Main Outcome Measures:
The primary outcome was mean intraocular pressure (IOP) reduction from baseline. The secondary outcome was medication-free survival with SLT repeated as needed.
Results:
The pooled data set included 265 eyes of 133 Afro-Caribbean participants. Mean (standard deviation) baseline IOP was 21.2 (3.4) and 21.2 (3.9) mmHg in right and left eyes, respectively. Over 8 years, mean IOP ranged from 12.8–15.7 mmHg and from 13.1–15.8 mmHg, respectively (p<0.0001 for every comparison to baseline). Median medication-free survival time for initial SLT was 85.4 months in both eyes. The 94-month medication-free survival of SLT repeated as needed was 71.2% and 71.7%, respectively.
Conclusions:
Monotherapy SLT, repeated as needed, safely provides significant IOP reductions in most Afro-Caribbean adults with POAG through nearly 8 years of follow-up and has significant potential to delay or prevent glaucoma-related vision loss in Black patients in low-resource regions.
TOC Statement
In this analysis of pooled data from 2 prospective studies, monotherapy SLT (repeated as needed) safely provides significant IOP reductions in most Afro-Caribbean adults with POAG through up to 8 years of follow-up, with 94-month medication-free survival >70%, and has significant potential to delay or prevent glaucoma-related vision loss in Black patients in low-resource regions.
Introduction
Glaucoma is the leading cause of irreversible vision loss and blindness worldwide.1 Blacks are at the highest risk of developing glaucoma and glaucoma-related blindness.2–4 The burden of disease is particularly problematic in low-resource areas through sub-Saharan Africa and other regions populated with African descendants such as the Caribbean. The prevalence of glaucoma in the United States has been estimated at 1.9%;2 in contrast, in Blacks in sub-Saharan Africa the prevalence has been estimated at 4.2%,5 and in various Caribbean countries at 7–8%.6,7 In the United States, glaucoma accounts for 6.4% of blindness in Whites and 26.0% in Blacks;8 globally, glaucoma accounts for 8.5% of blindness while in sub-Saharan Africa 11.7–15.5% of blindness is from glaucoma.9
Glaucoma cannot be cured, but the reduction of intraocular pressure (IOP) can reduce the risk of progression and vision loss.10,11 IOP reduction can be achieved using medical therapy, laser procedures, or surgical interventions. In low-resource countries as are found throughout Sub-Saharan Africa and the Caribbean, barriers to care are significant and likely explain in part the higher rates of glaucoma blindness in these regions.12
Both the West Indies Glaucoma Laser Study (WIGLS)13–16 and its preliminary study in Saint Lucia17 prospectively explored the utility of selective laser trabeculoplasty (SLT) as sole therapy for open-angle glaucoma (OAG) among Afro-Caribbean adults. These studies, coupled with other reports from various African locations,18–20 demonstrated a meaningful reduction in IOP among Blacks with open-angle glaucoma. The longest follow-up in these studies is 12 months, limiting the characterization of SLT’s role in the long-term management of glaucoma in this population.

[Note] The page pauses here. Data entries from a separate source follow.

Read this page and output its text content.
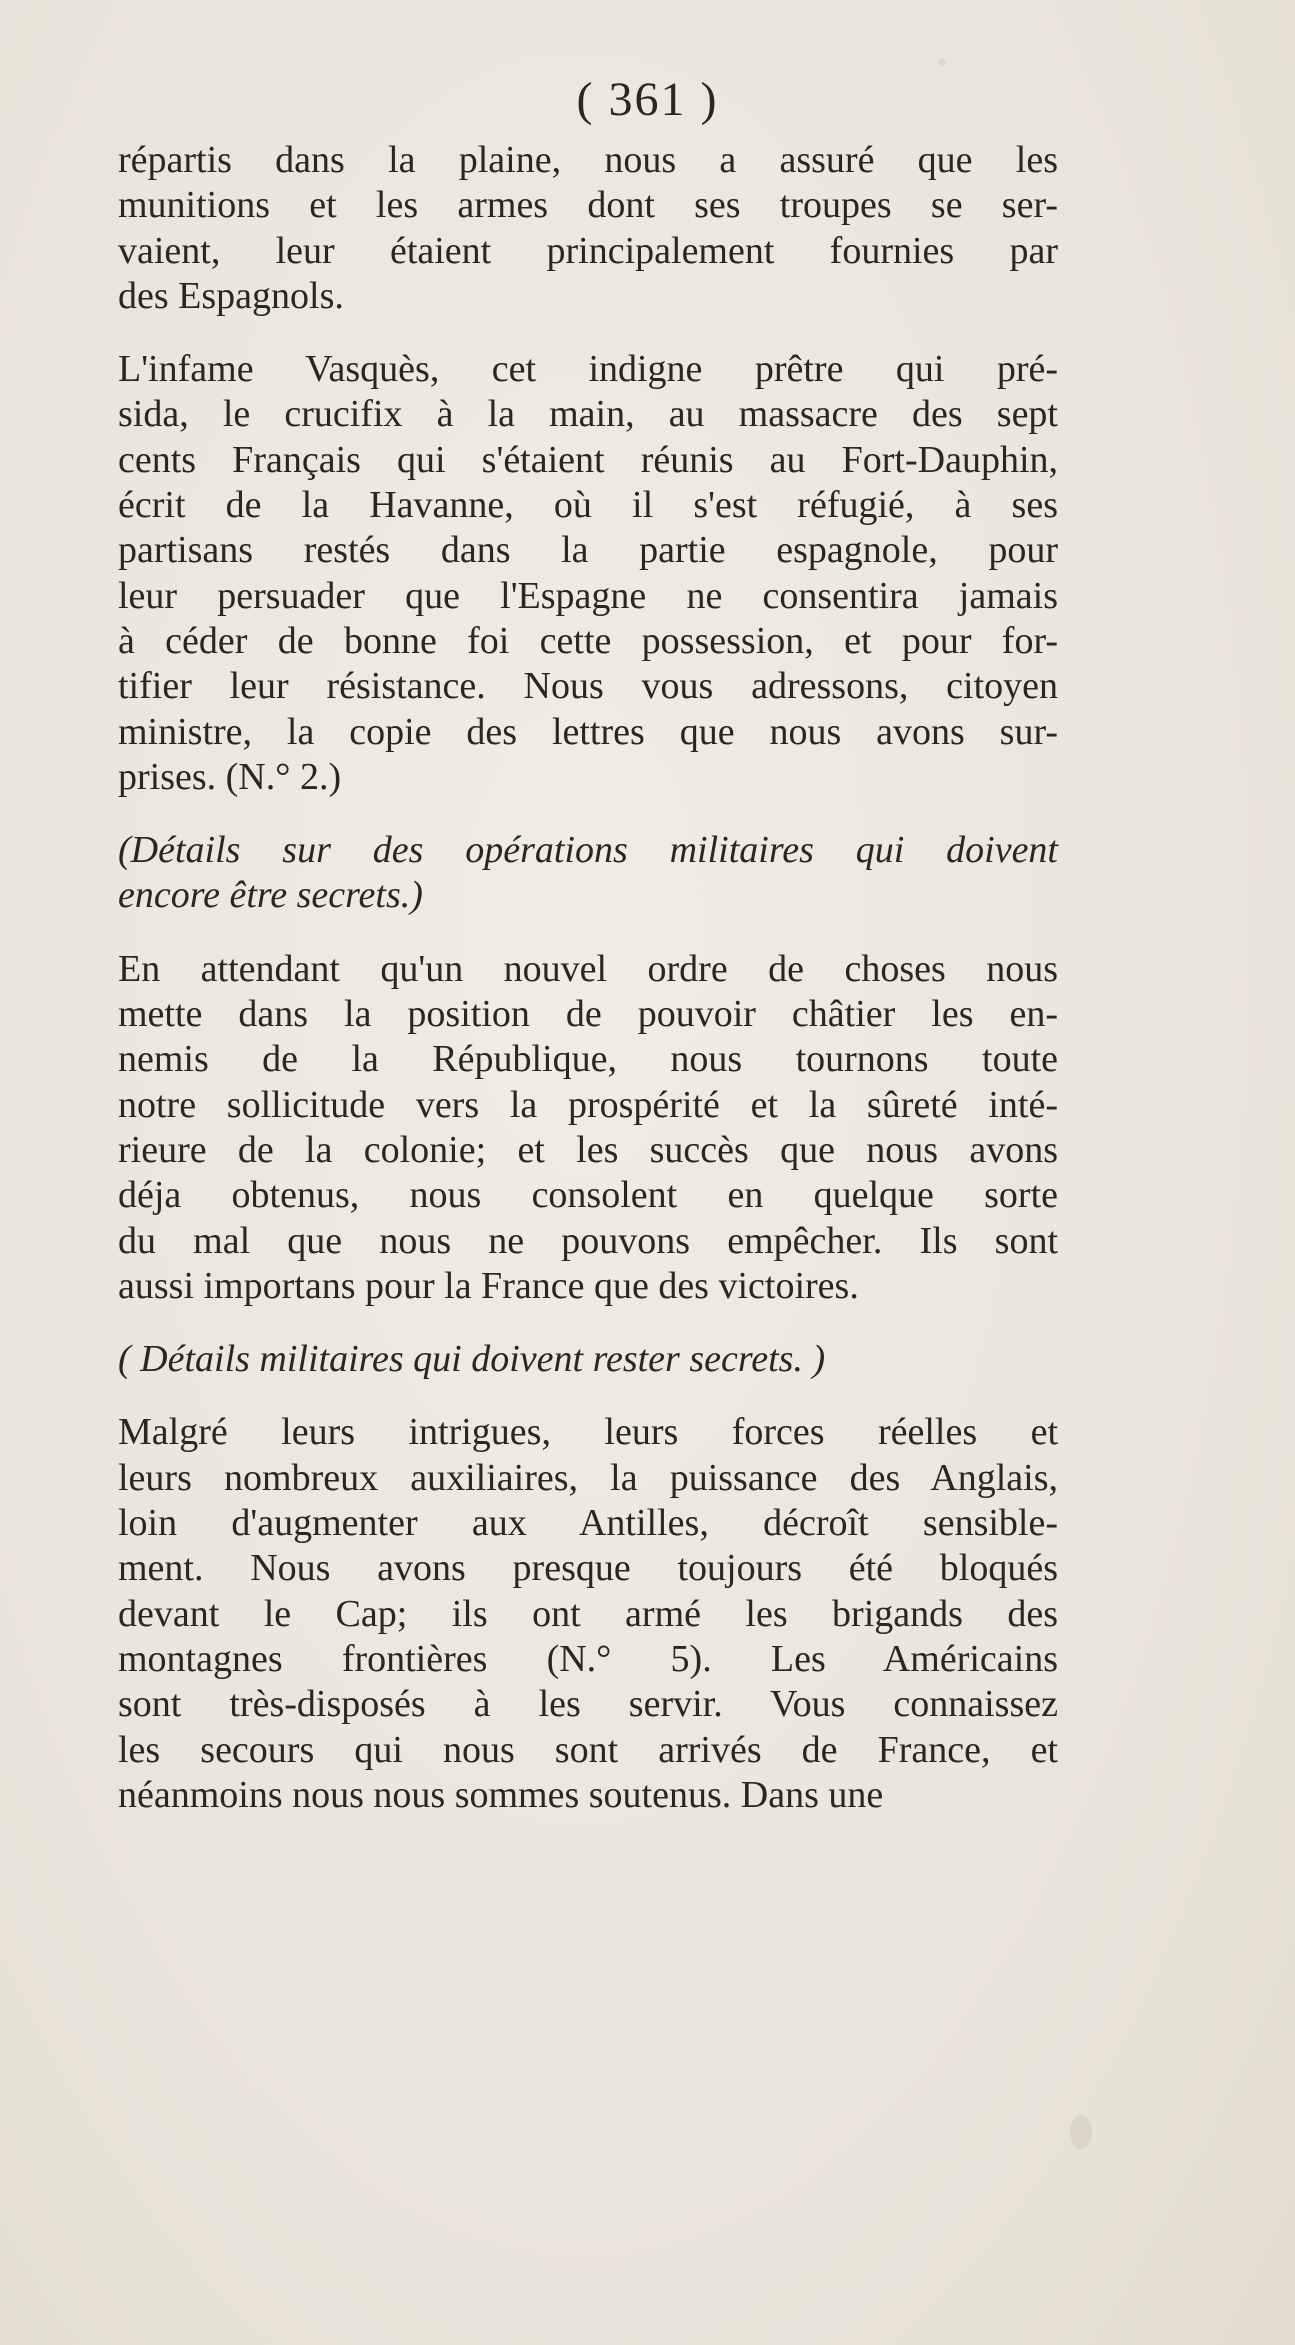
( 361 )
répartis dans la plaine, nous a assuré que les
munitions et les armes dont ses troupes se ser-
vaient, leur étaient principalement fournies par
des Espagnols.
L'infame Vasquès, cet indigne prêtre qui pré-
sida, le crucifix à la main, au massacre des sept
cents Français qui s'étaient réunis au Fort-Dauphin,
écrit de la Havanne, où il s'est réfugié, à ses
partisans restés dans la partie espagnole, pour
leur persuader que l'Espagne ne consentira jamais
à céder de bonne foi cette possession, et pour for-
tifier leur résistance. Nous vous adressons, citoyen
ministre, la copie des lettres que nous avons sur-
prises. (N.° 2.)
(Détails sur des opérations militaires qui doivent
encore être secrets.)
En attendant qu'un nouvel ordre de choses nous
mette dans la position de pouvoir châtier les en-
nemis de la République, nous tournons toute
notre sollicitude vers la prospérité et la sûreté inté-
rieure de la colonie; et les succès que nous avons
déja obtenus, nous consolent en quelque sorte
du mal que nous ne pouvons empêcher. Ils sont
aussi importans pour la France que des victoires.
( Détails militaires qui doivent rester secrets. )
Malgré leurs intrigues, leurs forces réelles et
leurs nombreux auxiliaires, la puissance des Anglais,
loin d'augmenter aux Antilles, décroît sensible-
ment. Nous avons presque toujours été bloqués
devant le Cap; ils ont armé les brigands des
montagnes frontières (N.° 5). Les Américains
sont très-disposés à les servir. Vous connaissez
les secours qui nous sont arrivés de France, et
néanmoins nous nous sommes soutenus. Dans une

In this report, we describe the long-term (up to 7.8 years) outcomes of SLT in Afro-Caribbean patients with OAG in an analysis of the pooled data from WIGLS and its preliminary study.
Methods
This was a post hoc analysis of the pooled data from both WIGLS and its preliminary study. The preliminary study was conducted in Saint Lucia to establish proof of concept that SLT monotherapy was a viable therapeutic approach to OAG among Afro-Caribbeans and also to inform the design of WIGLS, which was conducted in Saint Lucia and Dominica. Given their relatedness, most design elements, including eligibility criteria and methods, were closely harmonized between studies. The preliminary study was a prospective interventional case series, and WIGLS was a prospective study utilizing a stepped-wedge design to randomize subjects to immediate versus delayed washout of IOP lowering medications followed by SLT. Both were reviewed and approved by all relevant ethics boards at West Virginia University as well as in the countries where they were conducted. All subjects provided written informed consent to participate. The preliminary study was launched in December 2010, at which time the study’s design did not require trial registration; WIGLS was launched in March 2015 and was registered at ClinicalTrials.gov (NCT 02375009) before enrollment began. Both studies were concluded in September 2018.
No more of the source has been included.